19.10.2018 - General-Anzeiger Bonn
Woelki soll Professor in Bonn verhindert haben
Kardinal schaltete sich in Berufungsverfahren ein
Bonn. Kritik an Kardinal Woelki: Er soll die Berufung eines Theologen an die Uni Bonn blockiert haben. Der Hochschullehrer hatte den Ruf an den Rhein bereits erhalten, doch dann kam es anders.
Der Kölner Kardinal Rainer Maria Woelki erntet im Zusammenhang mit einer Personalie an der Universität Bonn scharfe Kritik. Ihm wird vorgeworfen, in einem Berufungsverfahren an die katholisch-theologische Fakultät interveniert und den Theologen Joachim Negel als Professor für Dogmatik verhindert zu haben.
Tatsächlich gibt dem Erzbischof die kirchlichen Unbedenklichkeitserklärung „Nihil obstat“ Kompetenz in theologischen Personalfragen; Kritiker bewerten den aktuellen Bonner Fall jedoch anders: Hier sei es darum gegangen, einen missliebigen Kandidaten auszubooten.

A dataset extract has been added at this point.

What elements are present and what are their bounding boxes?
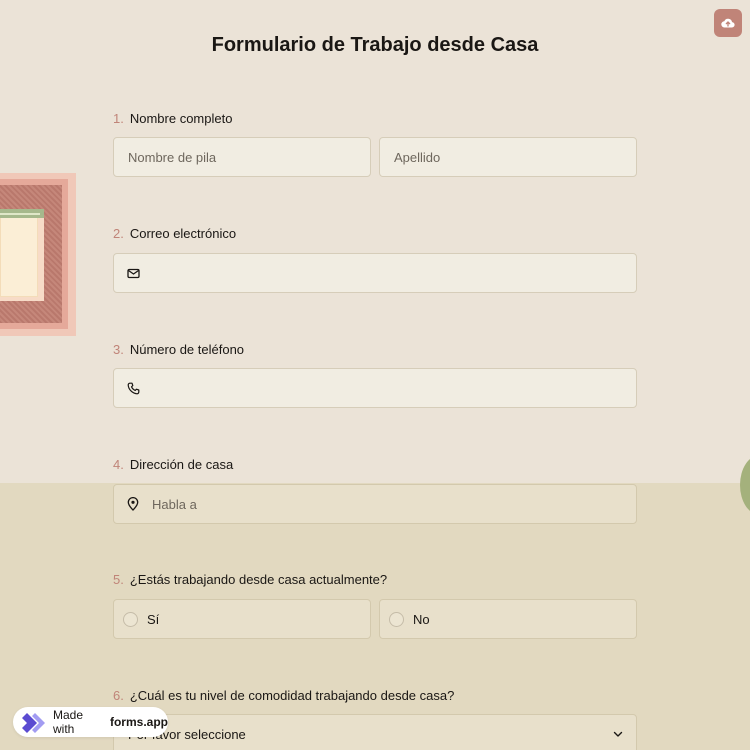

Leidtragender ist der Paderborner Theologe Joachim Negel, der nun nicht wie geplant die Bonner Professur für Dogmatik erhalten wird. Im Mai 2016 hatte Negel, der in den 1990er Jahren am Rhein promoviert hatte und seit 2015 in der Schweiz lehrt, den Ruf an seine alte Alma Mater erhalten. Er wollte ihn zum Wintersemester 2016/17 annehmen, nun sollte eigentlich nur noch um die Konditionen gehen. Doch als Negel am Morgen des 13. September 2016 das katholisch-theologische Dekanat im Hauptgebäude betrat, erlebte er eine böse Überraschung, wie er dieser Zeitung schildert: Denn der Termin für die Verhandlung war kurzfristig abgesagt worden. Mitgeteilt habe ihm die Uni dies am Nachmittag des Vortages mit einer E-Mail. Die aber hatte Negel, der sich bereits auf den Weg nach Bonn gemacht hatte, nicht mehr erreicht. So war er umsonst acht Stunden aus der Westschweiz angereist. „Befremdet hat mich vor allem, dass die Universität nicht einmal ein Wort des Bedauerns dafür übrig hatte – zumal sie sich stets der Willkommenskultur rühmt“, sagt er.

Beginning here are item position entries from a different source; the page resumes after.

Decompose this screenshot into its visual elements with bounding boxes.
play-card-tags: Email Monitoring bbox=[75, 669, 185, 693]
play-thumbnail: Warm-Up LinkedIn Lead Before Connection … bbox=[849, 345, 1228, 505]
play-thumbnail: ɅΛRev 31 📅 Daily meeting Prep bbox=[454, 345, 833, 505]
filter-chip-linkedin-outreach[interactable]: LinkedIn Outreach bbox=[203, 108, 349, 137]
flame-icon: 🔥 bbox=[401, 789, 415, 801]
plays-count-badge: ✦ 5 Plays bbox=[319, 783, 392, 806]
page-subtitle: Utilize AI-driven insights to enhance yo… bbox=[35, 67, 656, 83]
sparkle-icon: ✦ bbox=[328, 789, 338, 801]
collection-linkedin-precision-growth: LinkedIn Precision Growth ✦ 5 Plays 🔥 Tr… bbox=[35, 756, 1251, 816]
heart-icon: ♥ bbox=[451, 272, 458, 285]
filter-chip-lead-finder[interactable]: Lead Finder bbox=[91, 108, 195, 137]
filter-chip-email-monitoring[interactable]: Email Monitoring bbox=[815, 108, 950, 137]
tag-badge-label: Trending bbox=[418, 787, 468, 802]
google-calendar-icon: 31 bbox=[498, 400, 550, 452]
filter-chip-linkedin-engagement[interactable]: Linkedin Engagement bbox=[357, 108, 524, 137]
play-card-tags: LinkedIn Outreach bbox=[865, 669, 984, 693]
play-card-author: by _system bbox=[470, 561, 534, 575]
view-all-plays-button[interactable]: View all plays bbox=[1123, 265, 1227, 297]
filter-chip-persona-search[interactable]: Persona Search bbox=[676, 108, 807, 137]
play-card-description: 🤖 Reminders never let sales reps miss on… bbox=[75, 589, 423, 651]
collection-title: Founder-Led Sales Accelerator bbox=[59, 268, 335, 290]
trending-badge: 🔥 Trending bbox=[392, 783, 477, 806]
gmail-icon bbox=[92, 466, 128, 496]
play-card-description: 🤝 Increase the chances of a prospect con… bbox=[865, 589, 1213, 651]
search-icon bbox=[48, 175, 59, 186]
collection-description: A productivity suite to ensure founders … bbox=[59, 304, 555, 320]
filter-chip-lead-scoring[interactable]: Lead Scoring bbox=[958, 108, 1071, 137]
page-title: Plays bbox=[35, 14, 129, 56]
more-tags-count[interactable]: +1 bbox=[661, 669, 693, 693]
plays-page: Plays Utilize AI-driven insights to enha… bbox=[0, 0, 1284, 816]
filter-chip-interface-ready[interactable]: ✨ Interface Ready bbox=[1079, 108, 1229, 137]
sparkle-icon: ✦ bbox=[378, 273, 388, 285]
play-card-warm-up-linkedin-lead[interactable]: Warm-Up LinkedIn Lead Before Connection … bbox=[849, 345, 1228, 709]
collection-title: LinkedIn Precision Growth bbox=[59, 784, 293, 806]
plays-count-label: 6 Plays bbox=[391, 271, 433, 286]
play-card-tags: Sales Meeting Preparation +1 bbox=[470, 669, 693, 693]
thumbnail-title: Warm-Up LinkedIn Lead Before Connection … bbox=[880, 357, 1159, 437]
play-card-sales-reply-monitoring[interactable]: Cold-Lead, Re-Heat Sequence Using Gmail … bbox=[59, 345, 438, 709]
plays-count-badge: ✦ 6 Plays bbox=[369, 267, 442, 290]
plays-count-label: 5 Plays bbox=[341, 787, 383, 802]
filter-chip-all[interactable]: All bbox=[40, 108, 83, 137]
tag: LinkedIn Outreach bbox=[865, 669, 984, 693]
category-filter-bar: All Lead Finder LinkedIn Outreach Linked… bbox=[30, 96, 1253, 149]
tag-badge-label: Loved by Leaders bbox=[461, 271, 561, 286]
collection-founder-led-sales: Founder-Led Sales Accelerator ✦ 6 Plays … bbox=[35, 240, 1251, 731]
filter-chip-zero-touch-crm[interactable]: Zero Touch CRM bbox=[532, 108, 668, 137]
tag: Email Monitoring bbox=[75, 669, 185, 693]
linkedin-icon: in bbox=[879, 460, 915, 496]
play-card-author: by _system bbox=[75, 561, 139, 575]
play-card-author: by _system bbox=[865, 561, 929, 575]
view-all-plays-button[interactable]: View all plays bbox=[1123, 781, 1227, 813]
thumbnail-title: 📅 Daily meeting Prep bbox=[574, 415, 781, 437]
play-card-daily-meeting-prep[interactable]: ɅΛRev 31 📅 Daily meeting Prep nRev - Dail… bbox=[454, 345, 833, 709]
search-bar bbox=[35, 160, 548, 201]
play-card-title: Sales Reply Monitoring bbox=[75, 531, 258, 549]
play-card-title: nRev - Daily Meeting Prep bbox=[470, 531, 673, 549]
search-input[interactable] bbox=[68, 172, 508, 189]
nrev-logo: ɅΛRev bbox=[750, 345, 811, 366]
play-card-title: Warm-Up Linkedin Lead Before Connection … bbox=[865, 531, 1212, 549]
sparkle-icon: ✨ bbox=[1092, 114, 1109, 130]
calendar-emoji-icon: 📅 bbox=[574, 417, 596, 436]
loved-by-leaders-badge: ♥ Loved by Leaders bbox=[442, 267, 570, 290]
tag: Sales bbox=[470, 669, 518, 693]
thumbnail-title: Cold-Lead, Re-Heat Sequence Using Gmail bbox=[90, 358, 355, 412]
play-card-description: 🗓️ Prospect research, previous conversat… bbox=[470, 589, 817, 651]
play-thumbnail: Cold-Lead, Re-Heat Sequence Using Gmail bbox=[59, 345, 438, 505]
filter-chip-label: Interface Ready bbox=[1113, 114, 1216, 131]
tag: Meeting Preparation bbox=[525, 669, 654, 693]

Dass der Termin platzte, ließ zwar Schlechtes ahnen, doch das Entscheidende kam erst. Denn der sicher geglaubte Lehrstuhl an seiner alten Alma Mater rückte seitdem in immer weitere Ferne: Das nordrhein-westfälische Wissenschaftsministerium nahm den Ruf zurück, der Schriftwechsel zwischen Negel und den Theologen am Regina-Pacis-Weg geriet ins Stocken. Dabei seien bereits Pensionsregelungen getroffen und Büro und Sekretärin ausgesucht gewesen.
Insider führen den Rückzug darauf zurück, dass Woelki lieber einen anderen Theologen auf dem Lehrstuhl gesehen hätte und mit einem entsprechenden Monitum und unter Anzweiflung der fachlichen Eignung Negels im Ministerium interveniert habe. Auf Anfrage dieser Zeitung bestätigte das Erzbistum dies indirekt: Die Bonner Fakultät habe im Berufungsverfahren ihre Verpflichtung zur Bestenauslese verletzt, heißt es seitens des Generalvikariats. „Der wissenschaftlichen Vermittlung der Glaubenslehre und der Ausbildung des priesterlichen Nachwuchses wäre es in höchstem Maße abträglich, wenn hiermit nicht die am besten qualifizierten Hochschullehrer betraut würden“, so die Pressestelle. Darüber hinaus will sich das Erzbistum unter Verweis auf ein „laufendes Verfahren“ zu dem Vorgang nicht äußern.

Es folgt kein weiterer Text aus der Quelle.